Digitale Welt als Gefahr für Verrohung und Abstumpfung

Die digitale Welt bietet natürlich – so genial sie technisch auch ist- viel Irrsinn und Mist, verbunden mit der Gefahr der Verrohung und Abstumpfung. Das Hirn reagiert oft gar nicht mehr auf gewisse Reize. Das Bedrohliche für Professor Jäncke: Die Menge des Mists hat exponentiell zugenommen und ist deutlich größer als die sinnvollen Dinge, die man im Internet finden kann. Dieser Mist trifft auf unser Verhaltensinventar. Wir sind ja mitunter auch aggressive Menschen und das stimuliert gewisse Dinge in uns. Mobbing, Shitstorms und Beleidigungen im Internet sind für Jäcke typische Beispiele.

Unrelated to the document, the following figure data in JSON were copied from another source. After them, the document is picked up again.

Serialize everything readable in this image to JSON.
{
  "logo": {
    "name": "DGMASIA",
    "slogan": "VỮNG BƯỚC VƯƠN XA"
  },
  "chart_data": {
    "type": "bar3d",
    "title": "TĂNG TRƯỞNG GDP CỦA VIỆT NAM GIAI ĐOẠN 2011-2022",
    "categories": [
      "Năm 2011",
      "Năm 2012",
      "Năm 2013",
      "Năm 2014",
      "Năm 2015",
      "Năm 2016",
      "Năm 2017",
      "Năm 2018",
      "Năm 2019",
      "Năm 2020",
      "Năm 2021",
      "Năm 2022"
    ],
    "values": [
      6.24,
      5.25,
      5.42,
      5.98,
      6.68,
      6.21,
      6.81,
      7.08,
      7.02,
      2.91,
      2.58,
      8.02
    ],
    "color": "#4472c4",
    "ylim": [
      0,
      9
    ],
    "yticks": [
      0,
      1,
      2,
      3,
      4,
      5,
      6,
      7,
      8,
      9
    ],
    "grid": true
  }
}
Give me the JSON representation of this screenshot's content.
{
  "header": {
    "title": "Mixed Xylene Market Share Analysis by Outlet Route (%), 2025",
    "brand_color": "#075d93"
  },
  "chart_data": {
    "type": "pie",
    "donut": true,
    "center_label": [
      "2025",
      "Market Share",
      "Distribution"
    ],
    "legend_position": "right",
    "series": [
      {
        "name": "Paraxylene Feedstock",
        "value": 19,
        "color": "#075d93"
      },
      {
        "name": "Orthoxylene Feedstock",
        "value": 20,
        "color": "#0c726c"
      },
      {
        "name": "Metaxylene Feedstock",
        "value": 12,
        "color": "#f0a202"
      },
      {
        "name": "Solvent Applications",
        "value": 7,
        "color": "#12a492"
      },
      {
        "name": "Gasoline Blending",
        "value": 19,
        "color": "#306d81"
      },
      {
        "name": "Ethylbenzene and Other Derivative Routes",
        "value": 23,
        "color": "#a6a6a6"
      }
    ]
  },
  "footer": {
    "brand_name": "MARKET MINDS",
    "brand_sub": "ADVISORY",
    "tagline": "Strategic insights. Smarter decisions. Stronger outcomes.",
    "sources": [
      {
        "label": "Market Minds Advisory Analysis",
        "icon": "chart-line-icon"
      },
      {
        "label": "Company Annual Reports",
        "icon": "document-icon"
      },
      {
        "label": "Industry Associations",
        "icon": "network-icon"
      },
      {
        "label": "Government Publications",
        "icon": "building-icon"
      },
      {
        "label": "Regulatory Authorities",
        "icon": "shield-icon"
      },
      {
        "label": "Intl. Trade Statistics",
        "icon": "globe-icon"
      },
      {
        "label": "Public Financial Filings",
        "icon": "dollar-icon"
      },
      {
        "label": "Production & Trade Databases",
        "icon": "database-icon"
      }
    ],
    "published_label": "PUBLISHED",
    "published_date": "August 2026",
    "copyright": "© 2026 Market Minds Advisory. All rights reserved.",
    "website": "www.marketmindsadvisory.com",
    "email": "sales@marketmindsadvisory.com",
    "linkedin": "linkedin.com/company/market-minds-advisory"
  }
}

Das Stirnhirn – der Frontalkortex – soll versuchen sich gegen Irrelevantes zu wehren. Das ist laut Jäncke heute in Gefahr. Diese Selbstdisziplin müssen wir wieder üben und trainieren. Wir müssen – sagt Jäcke – wieder die Kontrolle haben, selbst zu wählen., was wir sehen, lesen und hören wollen und nicht nur das verarbeiten, was sich uns aufdrängt.